The specter of sequestration was also addressed.  Sequestration, McKeon said would push “us far past the limit of acceptable risk, and would put this great country in great danger.”  McKeon said that if sequestration passes unscathed, approximately $100 billion a year would be cut from the military for the next decade. 

He added that active duty military, reservists federal civilians and contractors would be laid off.  McKeon said that he estimates that "around one and a half million people will lose their jobs as a result of the defense cuts in sequestration" and that the "economic areas around military bases, the ones that survive, will experience a decrease in business."

AUSA President Gen. Gordon R. Sullivan, USA, Ret., shares Chairman McKeon’s concern with regards to sequestration and has expressed his concerns to senior congressional leaders.  He is urging Congress to focus on preparing legislation that will undo the sequestration scheduled to occur in January 2013 as it pertains to the defense budget. 

Please add your voice to his and send a letter of your own using our website. Go to www.ausa.org, click on “Legislative Action Center” at the bottom of the page. Put your zip code in the box entitled “Elected Officials and then click on the prepared letter “Stop Sequestration Now”.  Together we can fight to keep the target of budget cuts off the backs of soldiers and their families. We also have several letters you can send on TRICARE fee increases and preserving earned benefits.  Your voice does make a difference.   


The Military Coalition, a group of 34 military-related associations of which AUSA is a member, collectively represents over 5 million members.  Numbers like that resonate on Capitol Hill.

One of the ways that the Coalition advocates before Congress is through testimony at congressional hearings.  This year the Coalition provided detailed information on its positions to both the House and Senate Armed Services Committees’ Personnel Subcommittees. 

Here are some of the highlights contained in the Coalition’s testimony:

Military Pay - The Coalition urges a continuation of fully comparable military pay raises based on the Employment Cost Index annual increases while also urging Congress to ensure that any restructure of the DoD and VA disability and compensation systems does not inadvertently reduce compensation levels for disabled service members.

Military families - The Coalition warns the Congress to resist any initiatives to civilianize or consolidate DoD retail systems in ways that would reduce their value to patrons.  It also urges maintenance of Impact Aid funding for schools, funding for Family Readiness Councils, Yellow Ribbon programs, child care programs, spouse education programs as well as the implementation of flexible spending accounts to enable military families to pay health care and child care expenses with pre-tax dollars.

Reserve Component - The Coalition would like to see early retirement credit authorized for all RC members who have served active duty tours of at least 90 days retroactive to Sept 11, 2001 as well as additional improvements to the yellow Ribbon Reintegration Program.  The coalition also urges the Congress to enact academic protections for mobilized RC students including refund guarantees and exemption of federal student loan payments during activation and to increase specialized family support and training for programs that help geographically separated RC families.

Concurrent Receipt - A key Coalition goal continues to be to achieve full concurrent receipt for military retirees who have service-caused disability.  VA disability compensation should be added not subtracted from service-earned military retired pay.

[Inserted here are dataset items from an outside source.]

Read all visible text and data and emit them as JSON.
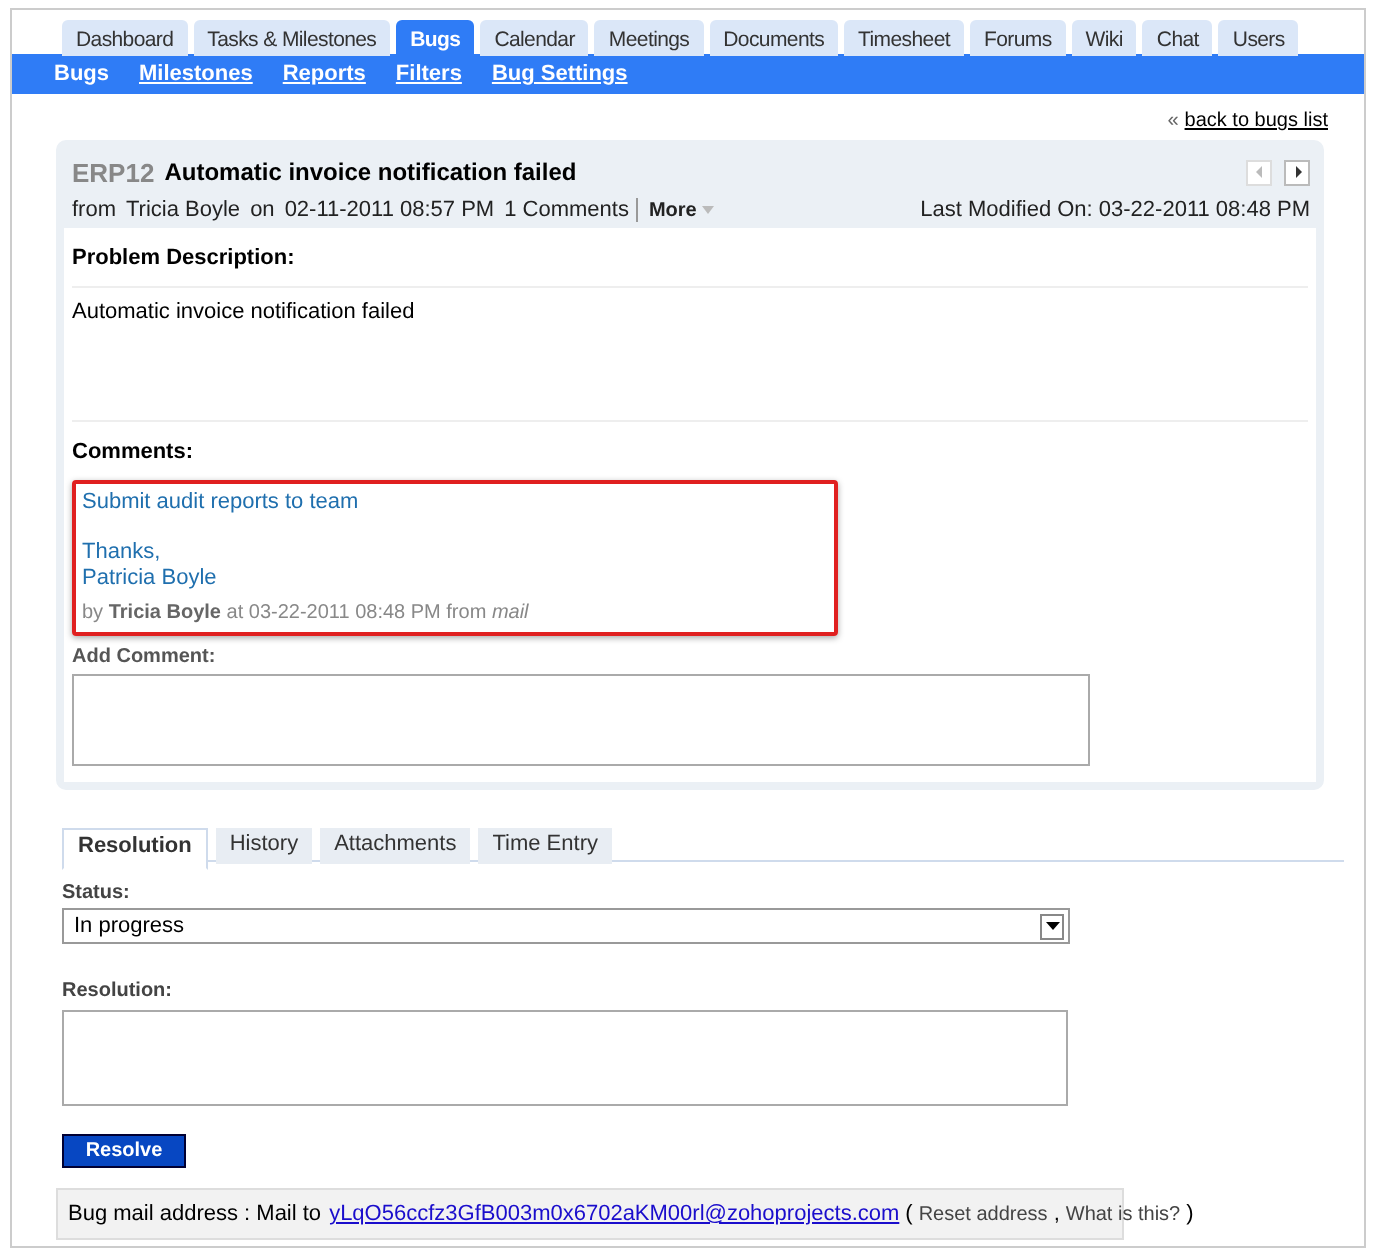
{
  "main_tabs": [
    {
      "label": "Dashboard",
      "selected": false
    },
    {
      "label": "Tasks & Milestones",
      "selected": false
    },
    {
      "label": "Bugs",
      "selected": true
    },
    {
      "label": "Calendar",
      "selected": false
    },
    {
      "label": "Meetings",
      "selected": false
    },
    {
      "label": "Documents",
      "selected": false
    },
    {
      "label": "Timesheet",
      "selected": false
    },
    {
      "label": "Forums",
      "selected": false
    },
    {
      "label": "Wiki",
      "selected": false
    },
    {
      "label": "Chat",
      "selected": false
    },
    {
      "label": "Users",
      "selected": false
    }
  ],
  "sub_tabs": [
    {
      "label": "Bugs",
      "selected": true
    },
    {
      "label": "Milestones",
      "selected": false
    },
    {
      "label": "Reports",
      "selected": false
    },
    {
      "label": "Filters",
      "selected": false
    },
    {
      "label": "Bug Settings",
      "selected": false
    }
  ],
  "back_link": {
    "mark": "«",
    "label": "back to bugs list"
  },
  "bug": {
    "id": "ERP12",
    "title": "Automatic invoice notification failed",
    "from_label": "from",
    "reporter": "Tricia Boyle",
    "on_label": "on",
    "created": "02-11-2011 08:57 PM",
    "comments_count": "1 Comments",
    "more": "More",
    "last_modified": "Last Modified On: 03-22-2011 08:48 PM",
    "description_heading": "Problem Description:",
    "description": "Automatic invoice notification failed",
    "comments_heading": "Comments:",
    "comments": [
      {
        "paragraphs": [
          [
            "Submit audit reports to team"
          ],
          [
            "Thanks,",
            "Patricia Boyle"
          ]
        ],
        "meta": "by **Tricia Boyle** at 03-22-2011 08:48 PM from *mail*",
        "highlighted": true
      }
    ],
    "add_comment_label": "Add Comment:"
  },
  "detail_tabs": [
    {
      "label": "Resolution",
      "selected": true
    },
    {
      "label": "History",
      "selected": false
    },
    {
      "label": "Attachments",
      "selected": false
    },
    {
      "label": "Time Entry",
      "selected": false
    }
  ],
  "status": {
    "label": "Status:",
    "value": "In progress"
  },
  "resolution": {
    "label": "Resolution:"
  },
  "resolve_button": "Resolve",
  "mail_bar": {
    "text": "Bug mail address : Mail to",
    "address": "yLqO56ccfz3GfB003m0x6702aKM00rl@zohoprojects.com",
    "open": "(",
    "reset": "Reset address",
    "separator": ",",
    "help": "What is this?",
    "close": ")"
  }
}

Survivor Benefit Plan (SBP) – Dependency and Indemnity Compensation (DIC) - Another long time goal for the coalition is the elimination of the SBP–DIC offset as well as authorization by Congress of survivors to retain the final month’s retired pay for the month in which the military retiree dies.

A hearing on healthcare issues will be held later this week. The Coalition will have a representative testifying at that important hearing.